The marshal nodded. He had a fairly accurate idea of what the other was referring to, and he looked at him with a newborn respect. There was something of his more virile brother in the fat man after all.
CHAPTER XXV
They arrived at Lawless to find the street empty save for a few loafers outside the Red Ace. One of these dived headlong into the saloon at the sight of them.
Andy, the girl, and Green rode on to Durley’s and met the proprietor of the Rest House at the door. His eyebrows rose at the sight of them.

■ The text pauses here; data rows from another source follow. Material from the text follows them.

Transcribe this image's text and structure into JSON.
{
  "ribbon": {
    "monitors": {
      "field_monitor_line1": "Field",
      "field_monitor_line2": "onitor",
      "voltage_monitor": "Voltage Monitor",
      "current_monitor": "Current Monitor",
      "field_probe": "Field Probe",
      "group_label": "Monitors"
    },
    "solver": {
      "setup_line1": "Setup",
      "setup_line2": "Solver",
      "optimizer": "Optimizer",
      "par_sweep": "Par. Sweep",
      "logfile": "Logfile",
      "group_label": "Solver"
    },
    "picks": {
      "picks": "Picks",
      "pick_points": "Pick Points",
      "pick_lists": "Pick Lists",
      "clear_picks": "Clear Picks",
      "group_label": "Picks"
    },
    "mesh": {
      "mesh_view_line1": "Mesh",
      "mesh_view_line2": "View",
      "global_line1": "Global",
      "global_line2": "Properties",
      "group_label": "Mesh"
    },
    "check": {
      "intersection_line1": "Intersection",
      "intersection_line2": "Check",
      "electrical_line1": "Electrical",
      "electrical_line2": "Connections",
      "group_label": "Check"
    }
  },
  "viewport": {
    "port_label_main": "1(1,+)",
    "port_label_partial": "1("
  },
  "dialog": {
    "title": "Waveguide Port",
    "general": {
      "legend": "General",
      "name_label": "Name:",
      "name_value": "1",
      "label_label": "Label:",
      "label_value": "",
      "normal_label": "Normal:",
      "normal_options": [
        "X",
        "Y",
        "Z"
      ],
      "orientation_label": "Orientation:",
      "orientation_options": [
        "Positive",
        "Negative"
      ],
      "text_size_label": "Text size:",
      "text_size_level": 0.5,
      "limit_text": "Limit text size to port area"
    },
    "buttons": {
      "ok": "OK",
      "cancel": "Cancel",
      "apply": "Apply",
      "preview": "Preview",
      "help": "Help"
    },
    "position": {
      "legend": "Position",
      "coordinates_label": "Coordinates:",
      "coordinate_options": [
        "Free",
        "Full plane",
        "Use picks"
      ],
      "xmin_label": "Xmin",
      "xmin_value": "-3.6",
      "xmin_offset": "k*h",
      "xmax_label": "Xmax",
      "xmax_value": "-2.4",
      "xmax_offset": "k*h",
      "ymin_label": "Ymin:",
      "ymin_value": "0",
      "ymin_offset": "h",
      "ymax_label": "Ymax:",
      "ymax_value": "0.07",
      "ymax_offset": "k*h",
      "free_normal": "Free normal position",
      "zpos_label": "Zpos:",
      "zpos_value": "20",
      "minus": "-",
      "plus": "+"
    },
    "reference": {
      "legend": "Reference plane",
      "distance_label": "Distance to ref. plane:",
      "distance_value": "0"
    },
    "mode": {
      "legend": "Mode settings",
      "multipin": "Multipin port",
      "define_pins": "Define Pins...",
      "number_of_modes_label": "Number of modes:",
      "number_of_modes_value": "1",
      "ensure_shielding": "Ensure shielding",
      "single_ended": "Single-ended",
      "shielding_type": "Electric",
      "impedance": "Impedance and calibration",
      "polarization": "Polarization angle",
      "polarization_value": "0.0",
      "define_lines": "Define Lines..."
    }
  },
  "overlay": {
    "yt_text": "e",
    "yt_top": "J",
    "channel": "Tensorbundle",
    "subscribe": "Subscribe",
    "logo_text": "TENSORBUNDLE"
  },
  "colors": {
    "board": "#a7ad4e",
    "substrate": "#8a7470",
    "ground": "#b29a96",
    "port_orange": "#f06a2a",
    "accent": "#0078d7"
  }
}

“The old girl’ll be pleased to death to see yu, miss,” he said to Tonia, and when she had gone into the house, “Ain’t tired o’ life, are you, marshal?”
“Not that yu’d notice,” the officer replied carelessly. “Why?”
Durley spat in disgust. “Yu must be—to come back,” he retorted. “Raven’s as mad as a teased tarantula, an’ he’s turned most o’ the town agin yu. Claims to have got the goods on yu fo
r fair, though I dunno how. There’s a meetin’ at the Red Ace right now to elect that runt Pardoe as marshal, and show yu up.”
“We ain’t been invited, but I think we oughta attend, Andy,” the marshal said gravely, but the little crinkles at the corners of his eyes were well in evidence. “Our friends will shore expect it.”
“Yu won’t meet many there. Raven’s got the riff-raff o’ the place; the decent men are stayin’ away,” Durley told him.
“I’m takin’ friends with me,” the marshal said, nodding to the waiting group of riders.
“Round up some o’ them decent men an’ fetch ‘em along, ol’-timer.”
Durley hurried off as Tonia reappeared for a last word with her lover.
“You’ll be careful, Andy, won’t you?” she whispered. “Remember that you belong to me now.”
“That’s somethin’ I ain’t never goin’ to forget, honey,” the young man said. “Don’t yu worry.”
At which masculine comfort she smiled bravely and went in to do just what he had told her not to do, as a woman will.
The loungers outside the Red Ace watched curiously as the marshal and his followers tied their mounts and entered. The bar was deserted save for its custodian; with a sour sneer he watched them file through the opening into the other room.
Between forty and fifty men were congregated in the dance-hall, lounging on the benches which lined the walls, and the marshal saw at a glance that the better element in the town was not represented. Freighters, prospectors, gamblers, owners or workers in smaller saloons, with a sprinkling of Mexicans, most of them had little to lose and would be ready for anything which promised excitement and possible gain. There were several he failed to recognize, tough-looking fellows whose presence he did not understand until he saw the leering countenance of Leeson; no doubt the rustler had recruited and brought them in, probably from Tepee Mountain. On the little platform facing the door, with its worn-out piano and chairs for any other musicians who might be available, Raven was sitting. By his side was Pardoe, his head bandaged, and grouped near were half a dozen of the 88 riders. To the left of the door was an unoccupied space which the newcomers promptly took possession of. The marshal nodded nonchalantly to the gathering.